Section 16 along its eastern boundary. The dispute arose in 2002, around the time

that Martin Lumber sold the land in Section 16, including the triangular-shaped

portion, to the defendants, Mr. and Mrs. Glenn Edward Belgard. The Belgards had 2 the land surveyed and subsequently recorded their act of sale on November 27, 2002,

thereby allegedly disturbing the peaceful possession of the triangular-shaped piece

of land by the plaintiffs, Teresa and Leslie Allen, and Teresa’s aunt, Estelle Ryder.

Teresa Allen allegedly owns seven tenths (.7) of an acre, and Estelle Ryder allegedly

owns 13.2 acres of land in the neighboring Section 11. Because the Belgards’

surveyor had cleared a strip of land before the Belgards finalized and recorded their

purchase on November 27, 2002, all parties were aware of or anticipated an ensuing

dispute, and Martin Lumber specifically excluded the triangular-shaped piece of land

from the warranty of title that it executed in favor of the Belgards at the time of sale.

Hence, Martin Lumber is not a party to this suit.

Conceptually, and more specifically, the land at issue in Section 16

resembles an elongated, inverted triangle.
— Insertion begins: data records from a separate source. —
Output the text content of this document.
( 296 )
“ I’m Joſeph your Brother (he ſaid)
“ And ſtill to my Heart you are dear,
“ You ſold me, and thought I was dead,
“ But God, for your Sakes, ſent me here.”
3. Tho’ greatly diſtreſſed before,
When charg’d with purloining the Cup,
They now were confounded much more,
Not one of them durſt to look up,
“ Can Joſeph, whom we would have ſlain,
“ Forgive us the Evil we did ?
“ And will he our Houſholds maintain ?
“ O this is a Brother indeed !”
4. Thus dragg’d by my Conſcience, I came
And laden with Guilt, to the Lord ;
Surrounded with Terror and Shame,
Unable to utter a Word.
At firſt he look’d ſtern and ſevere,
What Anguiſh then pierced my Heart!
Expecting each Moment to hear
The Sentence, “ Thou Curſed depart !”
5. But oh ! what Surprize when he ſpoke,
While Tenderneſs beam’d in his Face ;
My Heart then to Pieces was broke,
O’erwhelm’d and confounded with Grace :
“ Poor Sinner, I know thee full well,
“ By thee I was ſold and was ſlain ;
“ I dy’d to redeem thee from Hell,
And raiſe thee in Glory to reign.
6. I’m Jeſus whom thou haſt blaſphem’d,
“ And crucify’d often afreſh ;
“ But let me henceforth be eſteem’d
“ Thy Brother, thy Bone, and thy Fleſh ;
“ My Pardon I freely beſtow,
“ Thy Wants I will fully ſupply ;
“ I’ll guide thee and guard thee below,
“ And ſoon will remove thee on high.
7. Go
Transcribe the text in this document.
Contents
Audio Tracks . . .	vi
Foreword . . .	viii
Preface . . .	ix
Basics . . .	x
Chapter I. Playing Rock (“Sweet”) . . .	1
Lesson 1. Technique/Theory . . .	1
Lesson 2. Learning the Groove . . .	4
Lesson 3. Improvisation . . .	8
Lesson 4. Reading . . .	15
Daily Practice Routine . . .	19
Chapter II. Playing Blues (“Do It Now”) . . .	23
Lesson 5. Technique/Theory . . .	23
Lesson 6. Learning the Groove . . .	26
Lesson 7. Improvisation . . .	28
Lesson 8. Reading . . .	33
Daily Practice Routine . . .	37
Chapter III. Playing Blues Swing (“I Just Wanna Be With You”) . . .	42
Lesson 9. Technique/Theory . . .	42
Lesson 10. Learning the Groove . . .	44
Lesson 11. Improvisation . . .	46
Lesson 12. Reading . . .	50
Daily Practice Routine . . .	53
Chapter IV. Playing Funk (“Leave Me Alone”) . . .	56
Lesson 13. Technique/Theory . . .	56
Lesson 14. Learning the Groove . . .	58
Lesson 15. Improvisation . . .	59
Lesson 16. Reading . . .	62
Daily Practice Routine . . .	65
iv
This inverted triangle of land, believed to

contain around eight acres of land, is bordered on the north by Lee Bridge Road, on

the east by the invisible common boundary line between Section 16 and Section 11,

and on the west by the widely spaced line of yellow-painted trees. Lee Bridge Road

runs more or less diagonally in a southeasterly direction through Section 16 and

Section 11. The inverted triangle of land at issue in Section 16 has approximately

217 feet frontage on Lee Bridge Road, running diagonally west to east, and possibly

1400 feet frontage on the common section line, running diagonally north to south.

The longest leg of the inverted triangle is the tree line, for which we have no

measurement. The southern tip of the triangle extends almost to the southern section

line of Section 16, also known as the northern boundary line of Section 27, which lies

directly beneath Section 16.

According to the testimony of John Michael Dunn, who has been the

District Forest Manager for Martin Lumber since 1976, Martin Lumber had leased the

entire Section 16 property, all the way to the eastern boundary line of Section 16, to 3 the Holloway Hunting Club, and Martin Lumber conducted no lumbering or other

activity on the land except to re-paint the trees approximately every three to five

years. Mr. Dunn testified that the trees were most recently painted in 2001, and again

accidently in 2004 because the contracted painter was unaware that the property had

been sold to the Belgards. The plaintiffs, Teresa and Leslie Allen, were members of

the hunting club but did not sign the lease. It is not known whether the hunting club

members hunted to the tree line or beyond the tree line and into the triangle.

However, the hunting club lease extended all the way eastward to the common

boundary between Section 16 and Section 11.2 When Martin Lumber sold the land,

including the triangle, to the Belgards, it essentially gave credit back to the hunting

club for the acreage that it sold to the Belgards.